The Risk Estimates table shows Odds Ratio, not Sensitivity/Specificity. SPSS’s Crosstabs Risk Estimates reports relative risk and odds ratios, not diagnostic accuracy statistics. Compute sensitivity, specificity, PPV, NPV, and LRs manually from the cell counts using the Compute Variable formulas in Part C.
NNT confidence interval is very wide or includes negative values. This is expected when the ARR is small and/or the sample size is modest. It means the study does not provide precise enough evidence to pin down how effective the intervention is in terms of responder rates. Report the result transparently and note the uncertainty.
The MCID threshold does not match published values for my outcome measure. The distribution-based MCID (0.5 × SD) is an approximation. If published anchor-based MCIDs exist for your specific outcome measure and population, use those values instead. Always cite the source.
X.6 Practice Exercises
MCID and responders. Using
core_session.sav, compute the distribution-based MCID forpain_0_10(0.5 × SD at pre-test). Classify participants in the training group as responders or non-responders based on this threshold (pain decrease ≥ MCID). What proportion of the training group achieved a clinically meaningful pain reduction?NNT. Using your responder classifications from Exercise 1, compute the responder rates for both groups, then calculate ARR, NNT, and RR. Interpret the NNT in plain language for a clinician.

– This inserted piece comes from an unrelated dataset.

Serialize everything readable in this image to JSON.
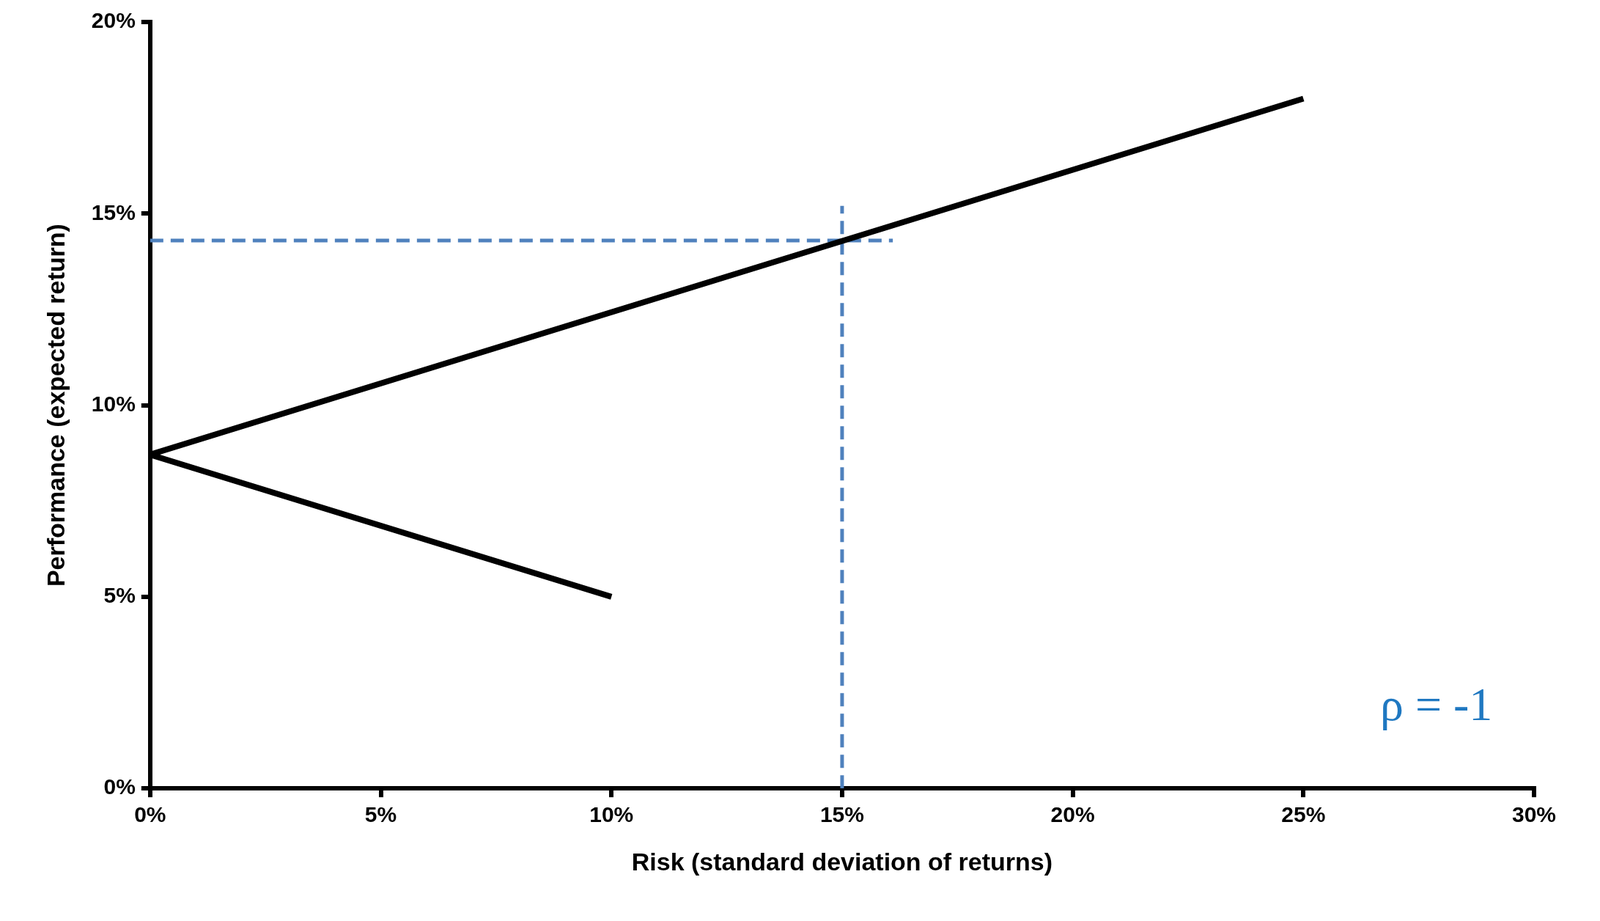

Sensitivity and specificity. Using
vo2_mlkgminat post-test as a classifier (cut-point = sample median), test how well it discriminates training from control group participants. Compute sensitivity, specificity, PPV, NPV, +LR, and −LR. Is VO₂max a better or worse classifier than post-test strength?ROC curve. Run a ROC analysis on
function_0_100at post-test to discriminate training from control group participants. Report the AUC, 95% CI, and p-value. Identify the optimal cut-point from the Coordinates of the Curve table. How does the AUC for functional ability compare to the AUC for strength (.683)?